1.3 Die staatsrechtliche Beschwerde ist grundsätzlich kassatorischer Natur. Eine Ausnahme besteht bei staatsrechtlichen Beschwerden wegen Verletzung von Art. 127 Abs. 3 BV insoweit, als hier das Bundesgericht zusammen mit der Aufhebung des kantonalen Hoheitsaktes Feststellungen treffen und den beteiligten Kantonen verbindliche Weisungen erteilen kann (Urteil 2P.235/2003 vom 5. April 2004, publ. in: StE 2004 A 24.31 Nr. 1, E. 1.3 mit Hinweisen). 
Die Anträge des gemäss Art. 88 OG legitimierten Beschwerdeführers sind daher grundsätzlich zulässig, auch wenn darin mehr verlangt wird als die Aufhebung des angefochtenen Entscheids. Unzulässig ist hingegen der Antrag, auch die mit Einsprache-Entscheid bestätigte Veranlagung vom 14. Dezember 2004 zu korrigieren (vgl. zum Devolutiveffekt: BGE 129 II 438 E. 1 S. 440 mit Hinweisen). 
2. 
2.1 Der Beschwerdeführer wehrt sich gegen die (Doppel-) Besteuerung der Kapitalleistungen aus beruflicher Vorsorge mit der Waadtländer Erbschaftssteuer. 

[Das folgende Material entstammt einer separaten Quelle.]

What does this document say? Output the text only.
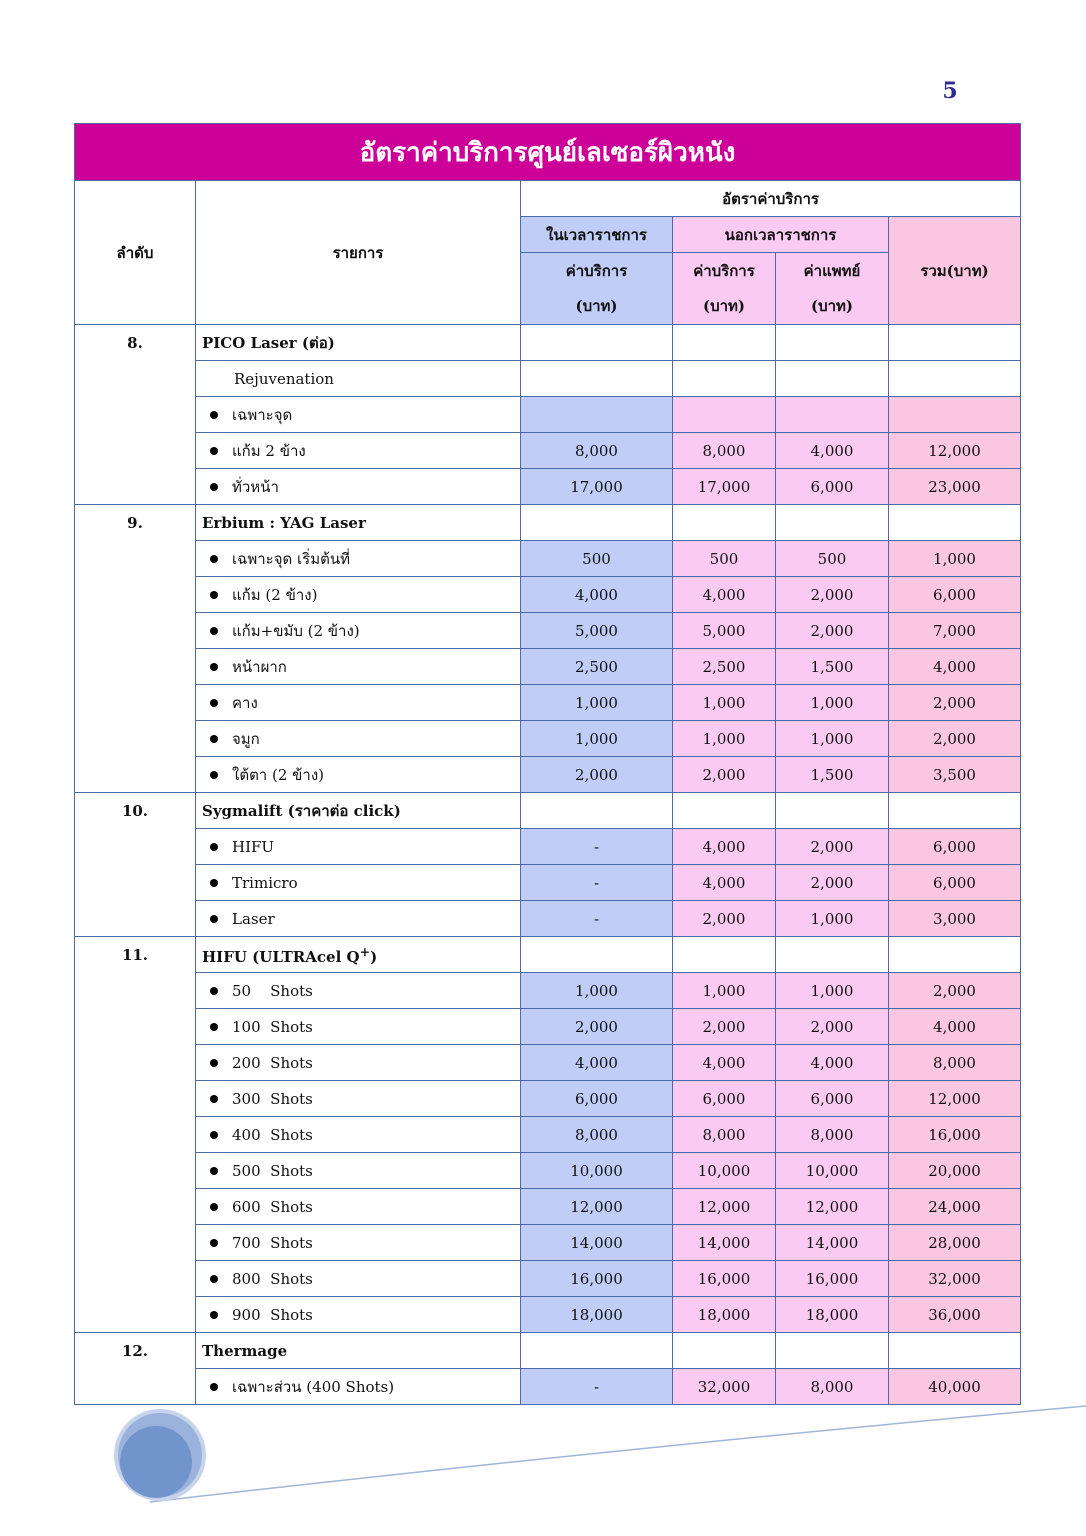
5
อัตราค่าบริการศูนย์เลเซอร์ผิวหนัง					
ลำดับ	รายการ	อัตราค่าบริการ			
		ในเวลาราชการ	นอกเวลาราชการ		รวม(บาท)
		ค่าบริการ	ค่าบริการ	ค่าแพทย์	
		(บาท)	(บาท)	(บาท)	
8.	PICO Laser (ต่อ)				
	Rejuvenation				
	เฉพาะจุด				
	แก้ม 2 ข้าง	8,000	8,000	4,000	12,000
	ทั่วหน้า	17,000	17,000	6,000	23,000
9.	Erbium : YAG Laser				
	เฉพาะจุด เริ่มต้นที่	500	500	500	1,000
	แก้ม (2 ข้าง)	4,000	4,000	2,000	6,000
	แก้ม+ขมับ (2 ข้าง)	5,000	5,000	2,000	7,000
	หน้าผาก	2,500	2,500	1,500	4,000
	คาง	1,000	1,000	1,000	2,000
	จมูก	1,000	1,000	1,000	2,000
	ใต้ตา (2 ข้าง)	2,000	2,000	1,500	3,500
10.	Sygmalift (ราคาต่อ click)				
	HIFU	-	4,000	2,000	6,000
	Trimicro	-	4,000	2,000	6,000
	Laser	-	2,000	1,000	3,000
11.	HIFU (ULTRAcel Q+)				
	50    Shots	1,000	1,000	1,000	2,000
	100  Shots	2,000	2,000	2,000	4,000
	200  Shots	4,000	4,000	4,000	8,000
	300  Shots	6,000	6,000	6,000	12,000
	400  Shots	8,000	8,000	8,000	16,000
	500  Shots	10,000	10,000	10,000	20,000
	600  Shots	12,000	12,000	12,000	24,000
	700  Shots	14,000	14,000	14,000	28,000
	800  Shots	16,000	16,000	16,000	32,000
	900  Shots	18,000	18,000	18,000	36,000
12.	Thermage				
	เฉพาะส่วน (400 Shots)	-	32,000	8,000	40,000
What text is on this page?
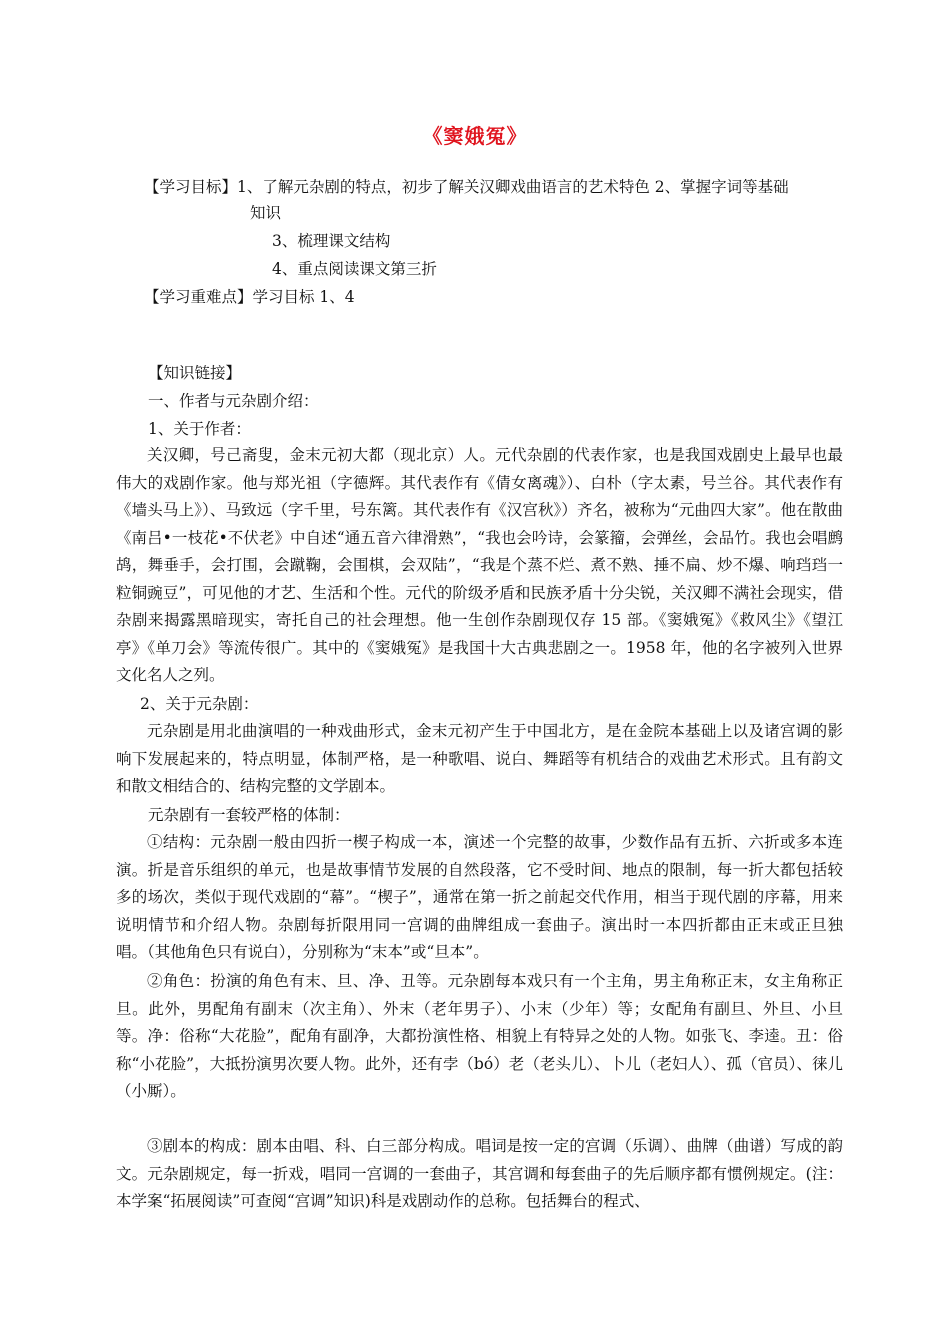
《窦娥冤》
【学习目标】1、了解元杂剧的特点，初步了解关汉卿戏曲语言的艺术特色 2、掌握字词等基础
知识
3、梳理课文结构
4、重点阅读课文第三折
【学习重难点】学习目标 1、4
【知识链接】
一、作者与元杂剧介绍：
1、关于作者：
关汉卿，号己斋叟，金末元初大都（现北京）人。元代杂剧的代表作家，也是我国戏剧史上最早也最伟大的戏剧作家。他与郑光祖（字德辉。其代表作有《倩女离魂》）、白朴（字太素，号兰谷。其代表作有《墙头马上》）、马致远（字千里，号东篱。其代表作有《汉宫秋》）齐名，被称为“元曲四大家”。他在散曲《南吕•一枝花•不伏老》中自述“通五音六律滑熟”，“我也会吟诗，会篆籀，会弹丝，会品竹。我也会唱鹧鸪，舞垂手，会打围，会蹴鞠，会围棋，会双陆”，“我是个蒸不烂、煮不熟、捶不扁、炒不爆、响珰珰一粒铜豌豆”，可见他的才艺、生活和个性。元代的阶级矛盾和民族矛盾十分尖锐，关汉卿不满社会现实，借杂剧来揭露黑暗现实，寄托自己的社会理想。他一生创作杂剧现仅存 15 部。《窦娥冤》《救风尘》《望江亭》《单刀会》等流传很广。其中的《窦娥冤》是我国十大古典悲剧之一。1958 年，他的名字被列入世界文化名人之列。
2、关于元杂剧：
元杂剧是用北曲演唱的一种戏曲形式，金末元初产生于中国北方，是在金院本基础上以及诸宫调的影响下发展起来的，特点明显，体制严格，是一种歌唱、说白、舞蹈等有机结合的戏曲艺术形式。且有韵文和散文相结合的、结构完整的文学剧本。
元杂剧有一套较严格的体制：
①结构：元杂剧一般由四折一楔子构成一本，演述一个完整的故事，少数作品有五折、六折或多本连演。折是音乐组织的单元，也是故事情节发展的自然段落，它不受时间、地点的限制，每一折大都包括较多的场次，类似于现代戏剧的“幕”。“楔子”，通常在第一折之前起交代作用，相当于现代剧的序幕，用来说明情节和介绍人物。杂剧每折限用同一宫调的曲牌组成一套曲子。演出时一本四折都由正末或正旦独唱。（其他角色只有说白），分别称为“末本”或“旦本”。
②角色：扮演的角色有末、旦、净、丑等。元杂剧每本戏只有一个主角，男主角称正末，女主角称正旦。此外，男配角有副末（次主角）、外末（老年男子）、小末（少年）等；女配角有副旦、外旦、小旦等。净：俗称“大花脸”，配角有副净，大都扮演性格、相貌上有特异之处的人物。如张飞、李逵。丑：俗称“小花脸”，大抵扮演男次要人物。此外，还有孛（bó）老（老头儿）、卜儿（老妇人）、孤（官员）、徕儿（小厮）。
③剧本的构成：剧本由唱、科、白三部分构成。唱词是按一定的宫调（乐调）、曲牌（曲谱）写成的韵文。元杂剧规定，每一折戏，唱同一宫调的一套曲子，其宫调和每套曲子的先后顺序都有惯例规定。(注：本学案“拓展阅读”可查阅“宫调”知识)科是戏剧动作的总称。包括舞台的程式、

2.2 Von einer unzulässigen (aktuellen) Doppelbesteuerung ist auszugehen, wenn zwei Kantone nach ihrem internen Recht die gleiche Kapitalleistung einer Versicherung jeweils vollumfänglich der Einkommens- und/oder der Erbschaftssteuer unterwerfen; diese beiden Steuerarten sind als gleichartig im doppelbesteuerungsrechtlichen Sinn anzusehen (BGE 131 I 409 E. 2.1 S. 412; 130 I 205 E. 4.2 S. 210). 

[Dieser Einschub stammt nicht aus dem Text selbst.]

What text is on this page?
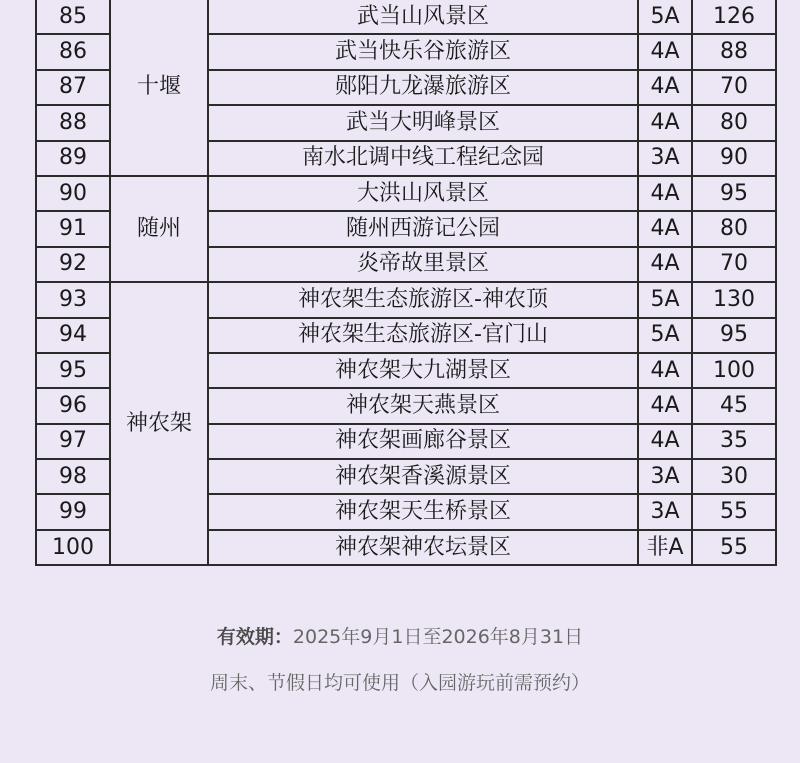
85	十堰	武当山风景区	5A	126
86		武当快乐谷旅游区	4A	88
87		郧阳九龙瀑旅游区	4A	70
88		武当大明峰景区	4A	80
89		南水北调中线工程纪念园	3A	90
90	随州	大洪山风景区	4A	95
91		随州西游记公园	4A	80
92		炎帝故里景区	4A	70
93	神农架	神农架生态旅游区-神农顶	5A	130
94		神农架生态旅游区-官门山	5A	95
95		神农架大九湖景区	4A	100
96		神农架天燕景区	4A	45
97		神农架画廊谷景区	4A	35
98		神农架香溪源景区	3A	30
99		神农架天生桥景区	3A	55
100		神农架神农坛景区	非A	55
有效期：2025年9月1日至2026年8月31日
周末、节假日均可使用（入园游玩前需预约）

2.3 Im Zusammenhang mit Vorsorge- und Versicherungsleistungen hat das Bundesgericht die Besteuerungskompetenz für die nach der Bundesgesetzgebung über die direkten Steuern (Bundesgesetz vom 14. Dezember 1990 über die direkte Bundessteuer [DBG; SR 642.11] und Bundesgesetz vom 14. Dezember 1990 über die Harmonisierung der direkten Steuern der Kantone und Gemeinden [StHG; SR 642.14]) als Einkommen steuerbaren Leistungen dem Wohnsitzkanton des Leistungsempfängers, die von der Einkommenssteuer befreiten Leistungen (Art. 24 lit. b DBG; Art. 7 Abs. 4 lit. d StHG) dem Kanton des letzten Wohnsitzes des Erblassers zur Besteuerung zugewiesen (BGE 131 I 409 E. 3.2 S. 413; 130 I 205 E. 9.4 S. 222). 

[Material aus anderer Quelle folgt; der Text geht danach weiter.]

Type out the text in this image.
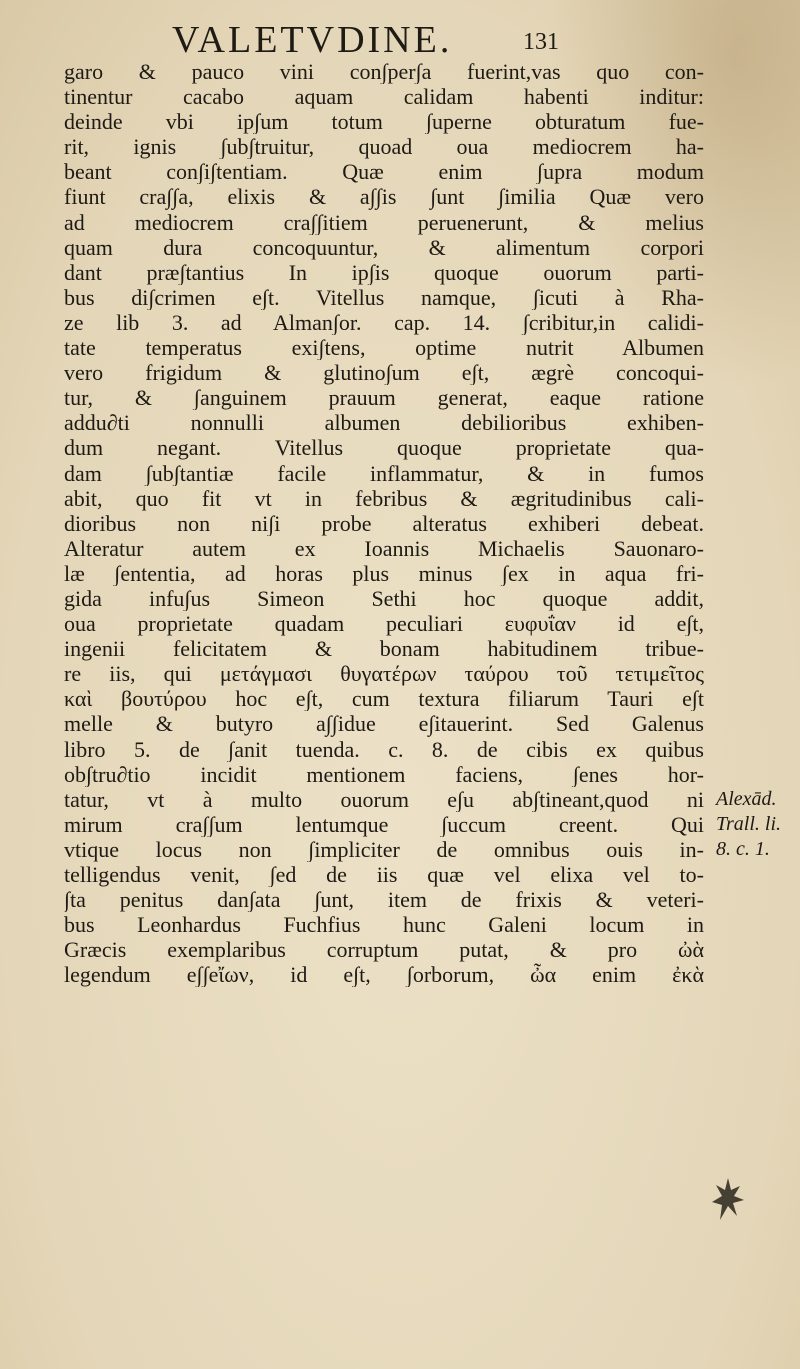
VALETVDINE.	131
garo & pauco vini con∫per∫a fuerint,vas quo con-
tinentur cacabo aquam calidam habenti inditur:
deinde vbi ip∫um totum ∫uperne obturatum fue-
rit, ignis ∫ub∫truitur, quoad oua mediocrem ha-
beant con∫i∫tentiam. Quæ enim ∫upra modum
fiunt cra∫∫a, elixis & a∫∫is ∫unt ∫imilia Quæ vero
ad mediocrem cra∫∫itiem peruenerunt, & melius
quam dura concoquuntur, & alimentum corpori
dant præ∫tantius In ip∫is quoque ouorum parti-
bus di∫crimen e∫t. Vitellus namque, ∫icuti à Rha-
ze lib 3. ad Alman∫or. cap. 14. ∫cribitur,in calidi-
tate temperatus exi∫tens, optime nutrit Albumen
vero frigidum & glutino∫um e∫t, ægrè concoqui-
tur, & ∫anguinem prauum generat, eaque ratione
addu∂ti nonnulli albumen debilioribus exhiben-
dum negant. Vitellus quoque proprietate qua-
dam ∫ub∫tantiæ facile inflammatur, & in fumos
abit, quo fit vt in febribus & ægritudinibus cali-
dioribus non ni∫i probe alteratus exhiberi debeat.
Alteratur autem ex Ioannis Michaelis Sauonaro-
læ ∫ententia, ad horas plus minus ∫ex in aqua fri-
gida infu∫us Simeon Sethi hoc quoque addit,
oua proprietate quadam peculiari ευφυΐαν id e∫t,
ingenii felicitatem & bonam habitudinem tribue-
re iis, qui μετάγμασι θυγατέρων ταύρου τοῦ τετιμεῖτος
καὶ βουτύρου hoc e∫t, cum textura filiarum Tauri e∫t
melle & butyro a∫∫idue e∫itauerint. Sed Galenus
libro 5. de ∫anit tuenda. c. 8. de cibis ex quibus
ob∫tru∂tio incidit mentionem faciens, ∫enes hor-
tatur, vt à multo ouorum e∫u ab∫tineant,quod ni
mirum cra∫∫um lentumque ∫uccum creent. Qui
vtique locus non ∫impliciter de omnibus ouis in-
telligendus venit, ∫ed de iis quæ vel elixa vel to-
∫ta penitus dan∫ata ∫unt, item de frixis & veteri-
bus Leonhardus Fuchfius hunc Galeni locum in
Græcis exemplaribus corruptum putat, & pro ὠὰ
legendum e∫∫eἴων, id e∫t, ∫orborum, ὦα enim ἐκὰ
Alexād.
Trall. li.
8. c. 1.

Die Frage, wie die Abgrenzung vorzunehmen ist, wenn ein beteiligter Kanton für solche Kapitalleistungen (kumulativ) die Besteuerung sowohl mit der Erbschafts- wie auch mit der Einkommenssteuer vorsieht, wurde in BGE 130 I 205 E. 4.2 S. 211 ausdrücklich offen gelassen.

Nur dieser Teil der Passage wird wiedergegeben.